Les lampadaires à cette heure, couvre-feu d'été oblige, sont sommés de quitter les lieux et passent du jaune au gris. Merci l'obscurité, le couteau manque mon crâne. Le fils d'Antonio Banderas continue de jouer du lance-pierres par intermittence tandis que je me redresse sur mes deux jambes malgré la disparition probable de l'une d'entre-elles. Et je fuis. Je me disloque, je saigne, je m'ouvre, je me déverse mais je fuis. Mon père me poursuit, cependant, l'extinction des feux a paradoxalement rallumé son foyer intérieur...causant sa stupéfaction...son retour à une certaine réalité...où tuer sa femme et son fils seraient des actes contre-nature...mais la minute est passée. J'ai à peine eu le temps d'arriver dans le jardin des voisins. Vu le silence alentour, ils doivent dormir comme des putains de loirs. Je n'étais pas du genre à jurer avant ces événements. Avant ces événements, aussi, j'avais quatorze ans. J'ai maintenant l'impression d'en avoir dix-huit. Et je ne me fais sacrément pas à l'idée de mourir le jour de mon anniversaire, fut-il imaginaire et conséquence de la folie du soir. J'entends les yeux de mon père qui se rapproche. Il a retrouvé ses esprits en les perdant de nouveau. Je vois ses pas sur l'herbe. Mon corps, ce sablier ébréché de part en part, répand ses grains de sang partout autour de moi. Sous peu, c'est sur, il me trouvera. L'obscurité ! Il ne peut pas trouver l'obscurité. C'est mon amie désormais. Elle me parle. Elle m'a parlé, elle m'a dit "ne bouge pas". Et je ne bouge pas.

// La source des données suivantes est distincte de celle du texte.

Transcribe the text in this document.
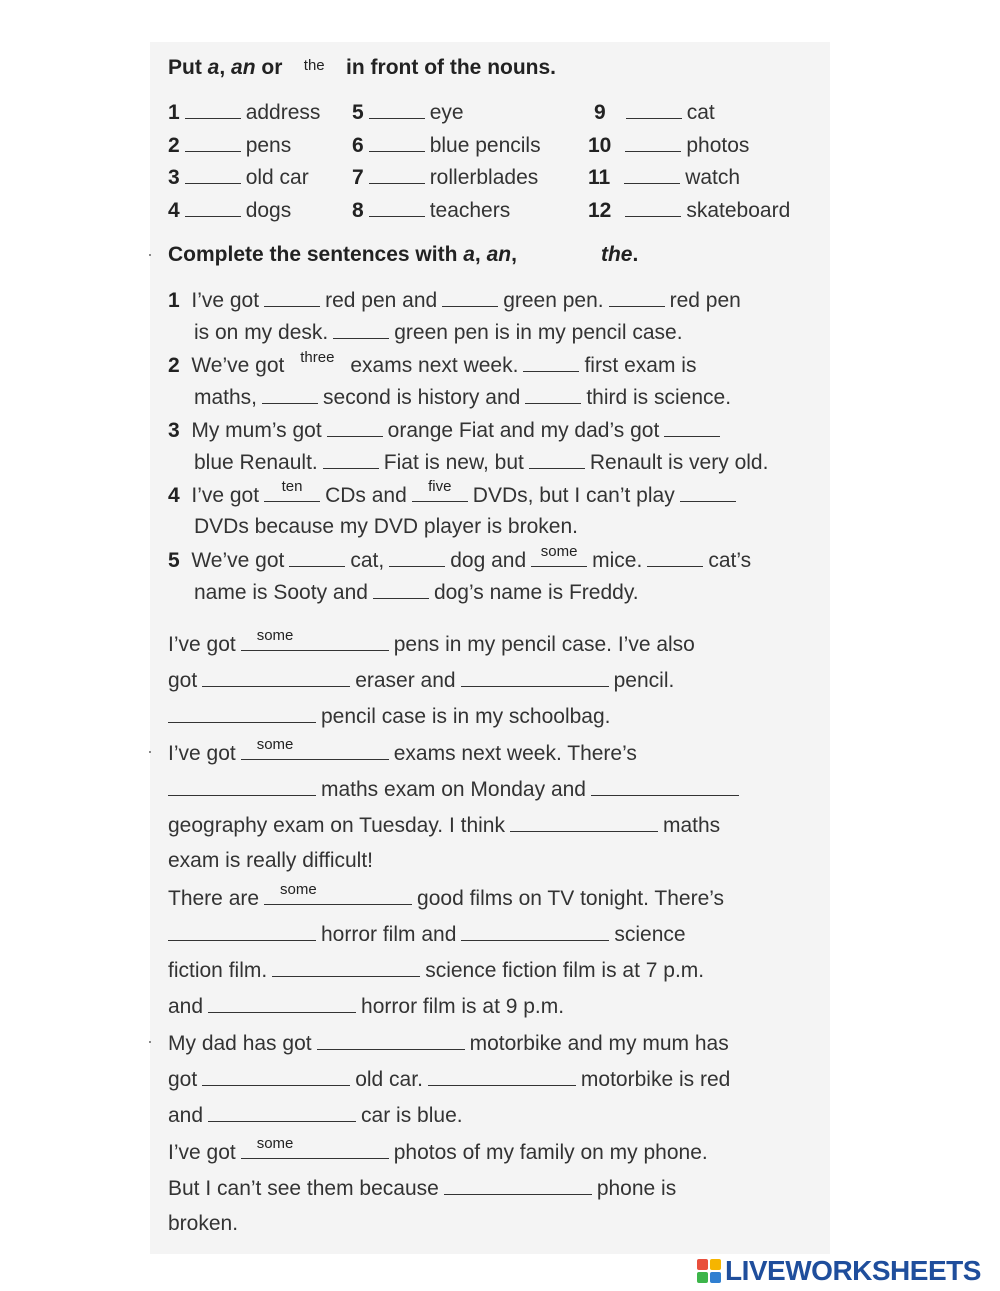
Put a, an or	the in front of the nouns.
1	address
2	pens
3	old car
4	dogs
5	eye
6	blue pencils
7	rollerblades
8	teachers
9	cat
10	photos
11	watch
12	skateboard
· Complete the sentences with a, an,	the.
1 I’ve got	red pen and	green pen.	red pen
is on my desk.	green pen is in my pencil case.
2 We’ve got	three exams next week.	first exam is
maths,	second is history and	third is science.
3 My mum’s got	orange Fiat and my dad’s got
blue Renault.	Fiat is new, but	Renault is very old.
4 I’ve got	ten	CDs and	five	DVDs, but I can’t play
DVDs because my DVD player is broken.
5 We’ve got	cat,	dog and some mice.	cat’s
name is Sooty and	dog’s name is Freddy.
I’ve got	some	pens in my pencil case. I’ve also
got	eraser and	pencil.
pencil case is in my schoolbag.
· I’ve got	some	exams next week. There’s
maths exam on Monday and
geography exam on Tuesday. I think	maths
exam is really difficult!
There are	some	good films on TV tonight. There’s
horror film and	science
fiction film.	science fiction film is at 7 p.m.
and	horror film is at 9 p.m.
· My dad has got	motorbike and my mum has
got	old car.	motorbike is red
and	car is blue.
I’ve got	some	photos of my family on my phone.
But I can’t see them because	phone is
broken.
LIVEWORKSHEETS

Mon père s'avance. Je vais crever, comme un con, comme un con qui obéit à l'obscurité et qui se croyait en sécurité alors que j'ai tout vu...les engueulades, les menaces, les assiettes cassées, les larmes, les paupières gonflées...et que je n'ai rien fait. 

"Ne bouge surtout pas"

Mon père est là. Il avance, il avance, il est là. Soudain, un chat meurt. Soudain, un chat en mourant pousse un cri d'effroi. Soudain. Mon père suit ce cri. Soudain. Mon père accélère le pas. Soudain, il me marche dessus. Non. Il manque de me casser le tibia mais, attendez, il trébuche. Il trébuche sur moi. Mon père est à terre. Il a voulu aller voir le chat et il est tombé sur moi. Il faut que j'en profite. Il faut vite que je me relève et que je m'empare de son couteau. Vite. Vite ! Vite ? C'est au tour de mon père de ne plus bouger. Je ne comprends pas. La lumière s'allume. Les voisins se réveillent. La lumière se jette sur nous. Ils ont entendu mes cris ? Ils ont entendu le chat ? Dans la lumière, je vois le vrai visage de mon père. Un visage ouvert en deux, comme une noix. Mais par quoi ? Mais par qui ? 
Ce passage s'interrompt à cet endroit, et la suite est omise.